Во дворе, у ворот в гридницу, стоял крестьянин из дальнего зимовья. Лицо обветрено, борода в изморози, на лаптях налип мокрый снег. Рядом с ним — дочь. Девица тонкая, как тальник у речки, волосы цвета свежей льняной пряжи, глаза серые, настороженные. На ней чистая понёва, поношенный, но аккуратно подшитый кафтанчик, на плечах — вытертый полушубок, в руках узелок. Звали её Пелагея. С виду — как синичка на ветке: красива, но от одного порыва ветра готова упасть.
Крестьянин, мнётся, топчется на месте, шапку к груди жмёт, будто надеется, что эта жалость смягчит сердце того, к кому пришёл.
Из гридницы вышел сам князь Борис. Высокий, плечистый, с широкой грудью, на которой переливалась золотая цепь. Лицо резкое, скуластое, с усами, подёрнутыми инеем от холодного воздуха. Глаза — холодные, тёмные, как лёд в затоне весной. На нём дорогой кафтан из тёмно-синего сукна, подпоясанный поясом с серебряной пряжкой, на ногах сафьяновые сапоги. Он шёл медленно, опираясь на трость, но походка выдавала силу, от которой даже воины в воротах невольно выпрямлялись.

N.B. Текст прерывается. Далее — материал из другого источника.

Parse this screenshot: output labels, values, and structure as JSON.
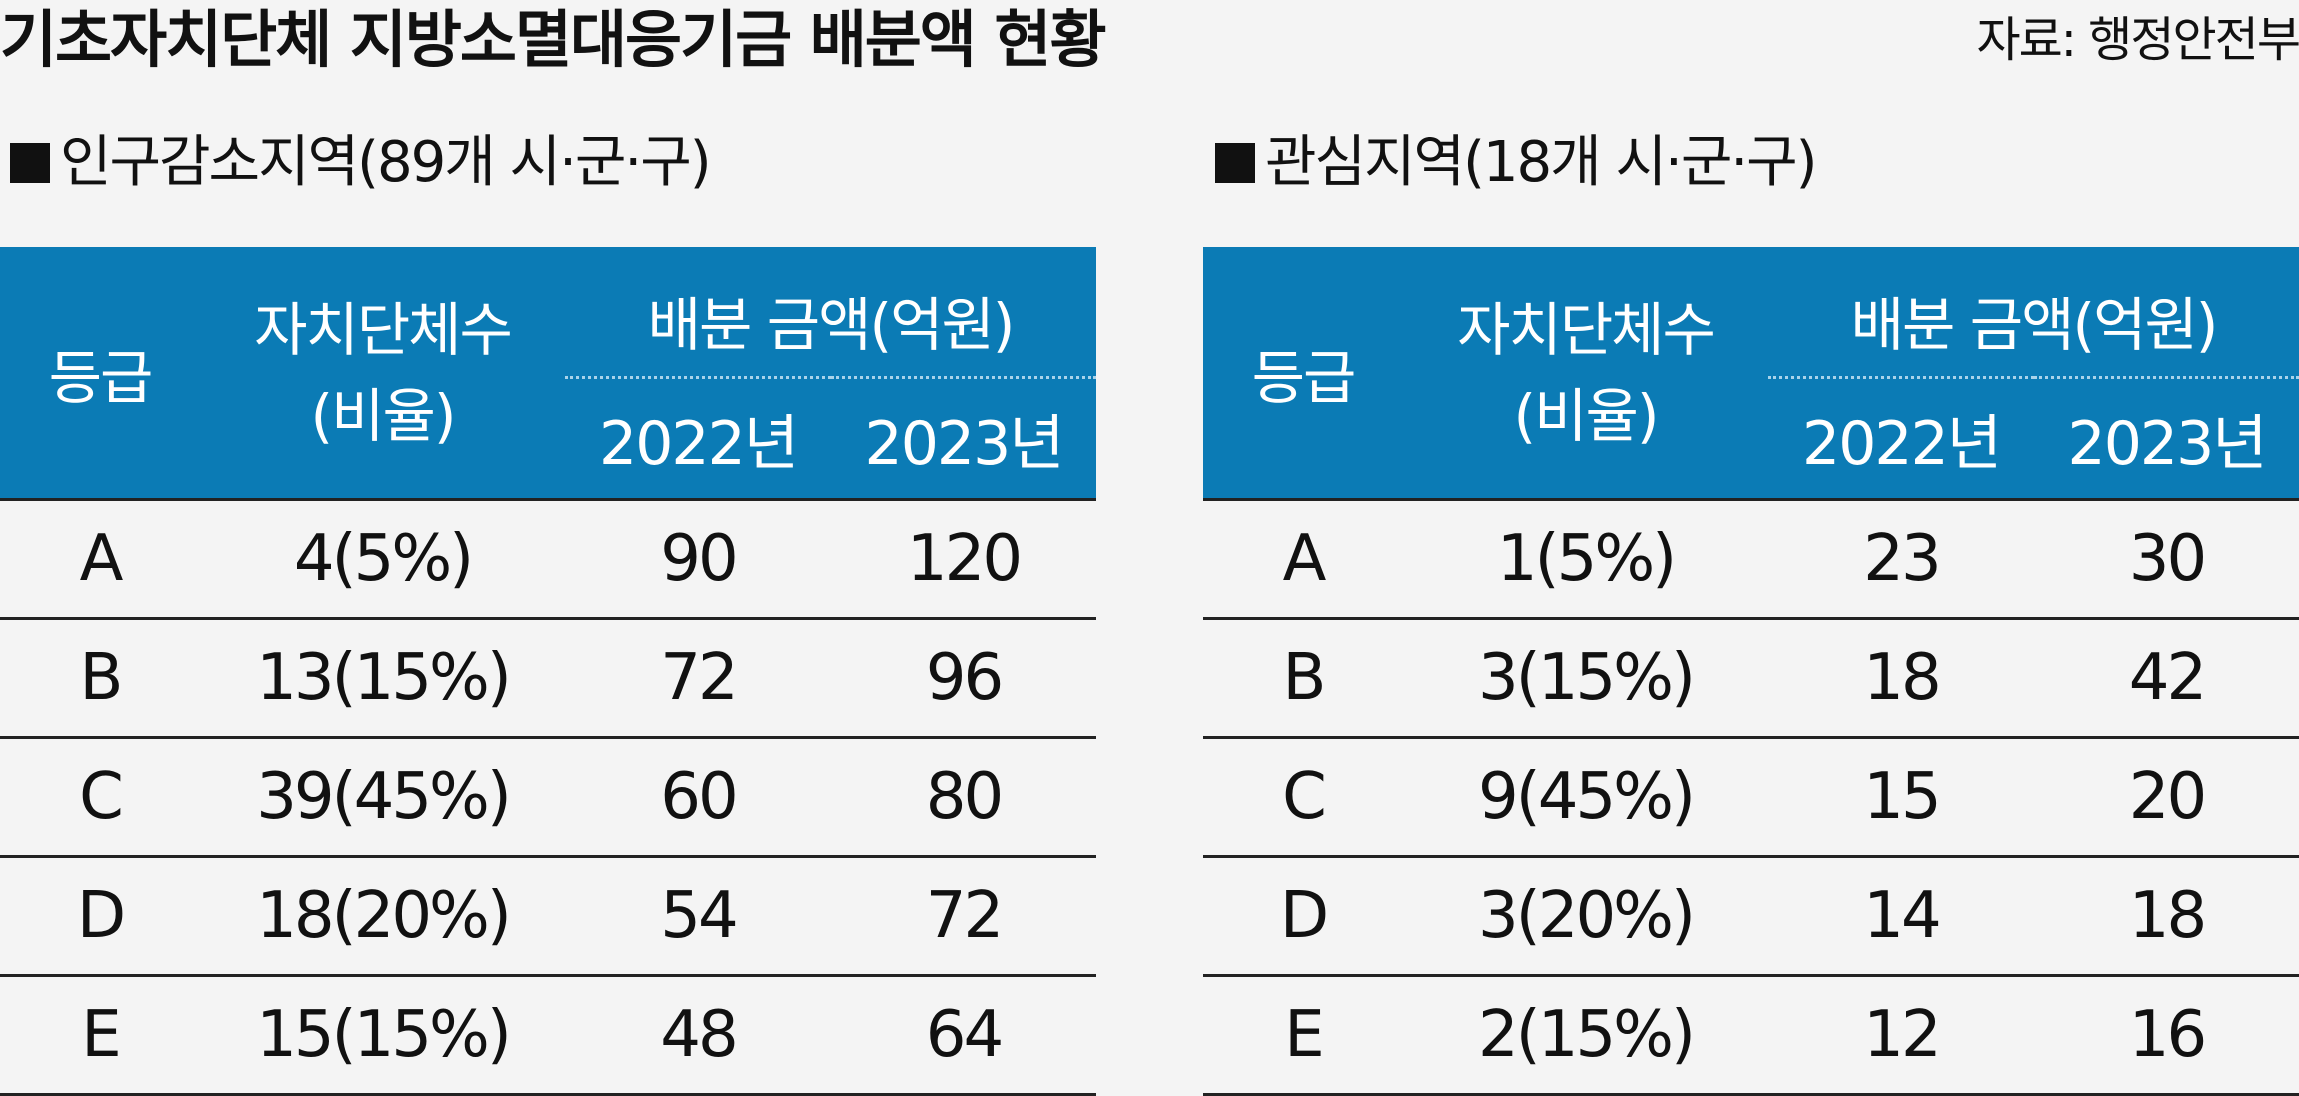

— Ну? — коротко бросил он, взглядом оценивая Пелагею, словно лошадь на ярмарке. — Это что за пташка?
Крестьянин низко поклонился, голос дрогнул:
— Князь… это дочка моя. Пришёл просить… пощади её. Она от роду слабая, не вынесет…
Князь прищурился, трость постучала о настил:
— Слабая, говоришь? А я гляжу — девка складная, не косоокая, зубы целы. Вполне годится.

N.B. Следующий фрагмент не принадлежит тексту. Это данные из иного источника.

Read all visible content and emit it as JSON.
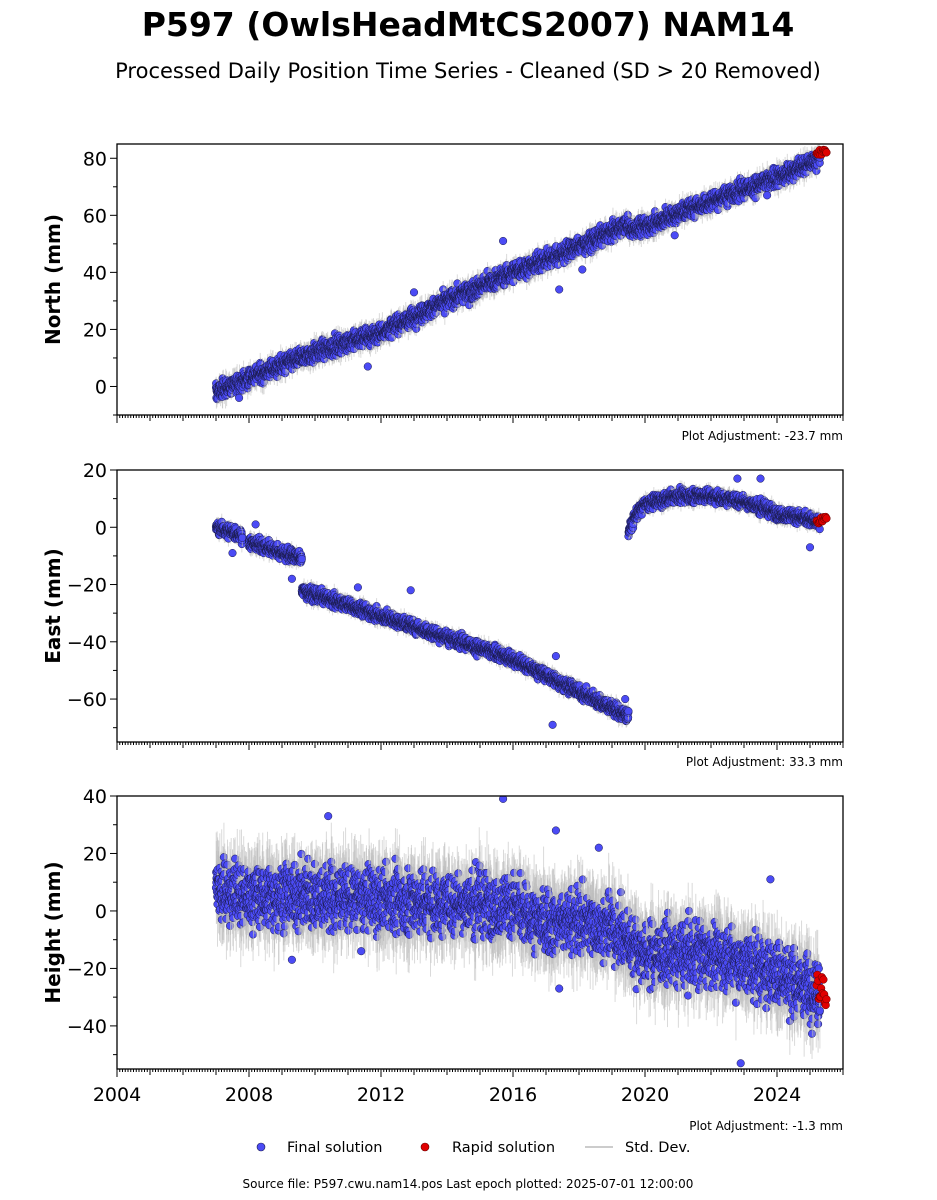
{
  "title": "P597 (OwlsHeadMtCS2007) NAM14",
  "subtitle": "Processed Daily Position Time Series - Cleaned (SD > 20 Removed)",
  "colors": {
    "final": "#4b4bf5",
    "final_edge": "#1a1a4a",
    "rapid": "#e00000",
    "stddev": "#bbbbbb"
  },
  "legend": {
    "final": "Final solution",
    "rapid": "Rapid solution",
    "stddev": "Std. Dev."
  },
  "footer": "Source file: P597.cwu.nam14.pos  Last epoch plotted: 2025-07-01 12:00:00",
  "chart_data": [
    {
      "type": "scatter",
      "ylabel": "North (mm)",
      "adjustment": "Plot Adjustment: -23.7 mm",
      "xlim": [
        2004,
        2026
      ],
      "ylim": [
        -10,
        85
      ],
      "yticks": [
        0,
        20,
        40,
        60,
        80
      ],
      "xticks": [
        2004,
        2008,
        2012,
        2016,
        2020,
        2024
      ],
      "show_xticklabels": false,
      "series": [
        {
          "segments": [
            {
              "x": [
                2007.0,
                2008.0,
                2010.0,
                2012.0,
                2014.0,
                2016.0,
                2018.0,
                2019.5
              ],
              "y": [
                -2,
                3,
                12,
                19,
                30,
                40,
                49,
                57
              ]
            },
            {
              "x": [
                2019.5,
                2020.0,
                2022.0,
                2024.0,
                2025.3
              ],
              "y": [
                55,
                56,
                65,
                73,
                80
              ]
            }
          ],
          "scatter": 2.2,
          "outliers": [
            [
              2015.7,
              51
            ],
            [
              2017.4,
              34
            ],
            [
              2018.1,
              41
            ],
            [
              2013.0,
              33
            ],
            [
              2011.6,
              7
            ],
            [
              2007.7,
              -4
            ],
            [
              2020.9,
              53
            ],
            [
              2023.7,
              67
            ]
          ]
        }
      ],
      "rapid": {
        "x": [
          2025.2,
          2025.5
        ],
        "y": [
          81,
          83
        ]
      }
    },
    {
      "type": "scatter",
      "ylabel": "East (mm)",
      "adjustment": "Plot Adjustment: 33.3 mm",
      "xlim": [
        2004,
        2026
      ],
      "ylim": [
        -75,
        20
      ],
      "yticks": [
        -60,
        -40,
        -20,
        0,
        20
      ],
      "xticks": [
        2004,
        2008,
        2012,
        2016,
        2020,
        2024
      ],
      "show_xticklabels": false,
      "series": [
        {
          "segments": [
            {
              "x": [
                2007.0,
                2007.8
              ],
              "y": [
                0,
                -3
              ]
            },
            {
              "x": [
                2008.0,
                2009.6
              ],
              "y": [
                -5,
                -11
              ]
            },
            {
              "x": [
                2009.6,
                2012.0,
                2016.0,
                2019.5
              ],
              "y": [
                -22,
                -31,
                -46,
                -66
              ]
            },
            {
              "x": [
                2019.5,
                2019.7,
                2020.0,
                2021.0,
                2022.0,
                2023.0,
                2024.0,
                2025.3
              ],
              "y": [
                -2,
                4,
                8,
                11,
                11,
                9,
                5,
                2
              ]
            }
          ],
          "scatter": 1.6,
          "outliers": [
            [
              2017.2,
              -69
            ],
            [
              2017.3,
              -45
            ],
            [
              2012.9,
              -22
            ],
            [
              2011.3,
              -21
            ],
            [
              2008.2,
              1
            ],
            [
              2009.3,
              -18
            ],
            [
              2019.4,
              -60
            ],
            [
              2022.8,
              17
            ],
            [
              2023.5,
              17
            ],
            [
              2025.0,
              -7
            ],
            [
              2007.5,
              -9
            ]
          ]
        }
      ],
      "rapid": {
        "x": [
          2025.2,
          2025.5
        ],
        "y": [
          1,
          4
        ]
      }
    },
    {
      "type": "scatter",
      "ylabel": "Height (mm)",
      "adjustment": "Plot Adjustment: -1.3 mm",
      "xlim": [
        2004,
        2026
      ],
      "ylim": [
        -55,
        40
      ],
      "yticks": [
        -40,
        -20,
        0,
        20,
        40
      ],
      "xticks": [
        2004,
        2008,
        2012,
        2016,
        2020,
        2024
      ],
      "xticklabels": [
        "2004",
        "2008",
        "2012",
        "2016",
        "2020",
        "2024"
      ],
      "show_xticklabels": true,
      "series": [
        {
          "segments": [
            {
              "x": [
                2007.0,
                2008.0,
                2010.0,
                2012.0,
                2014.0,
                2016.0,
                2017.0,
                2018.0,
                2019.0,
                2020.0,
                2022.0,
                2024.0,
                2025.3
              ],
              "y": [
                8,
                5,
                5,
                4,
                3,
                2,
                -5,
                -3,
                -6,
                -15,
                -15,
                -22,
                -28
              ]
            }
          ],
          "scatter": 7.5,
          "outliers": [
            [
              2010.4,
              33
            ],
            [
              2015.7,
              39
            ],
            [
              2017.3,
              28
            ],
            [
              2022.9,
              -53
            ],
            [
              2023.8,
              11
            ],
            [
              2017.4,
              -27
            ],
            [
              2018.6,
              22
            ],
            [
              2009.3,
              -17
            ],
            [
              2011.4,
              -14
            ]
          ]
        }
      ],
      "rapid": {
        "x": [
          2025.2,
          2025.5
        ],
        "y": [
          -33,
          -21
        ]
      }
    }
  ]
}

— Князь, — мужик поднял глаза, и в них была безнадёжная решимость, — она с детства болеет. Весной, как ледоход начнётся, кашель у ней, худает. Не на силу она, а на жалость. Ты ведь сам велел не обижать тех, что к труду негодны…
— Не перевирай, — голос Бориса стал холоднее. — Я велел, чтоб к работе их не гнали. Но разве я про ночь говорил? Закон мой прост: коли девке четырнадцать исполнилось — быть у меня.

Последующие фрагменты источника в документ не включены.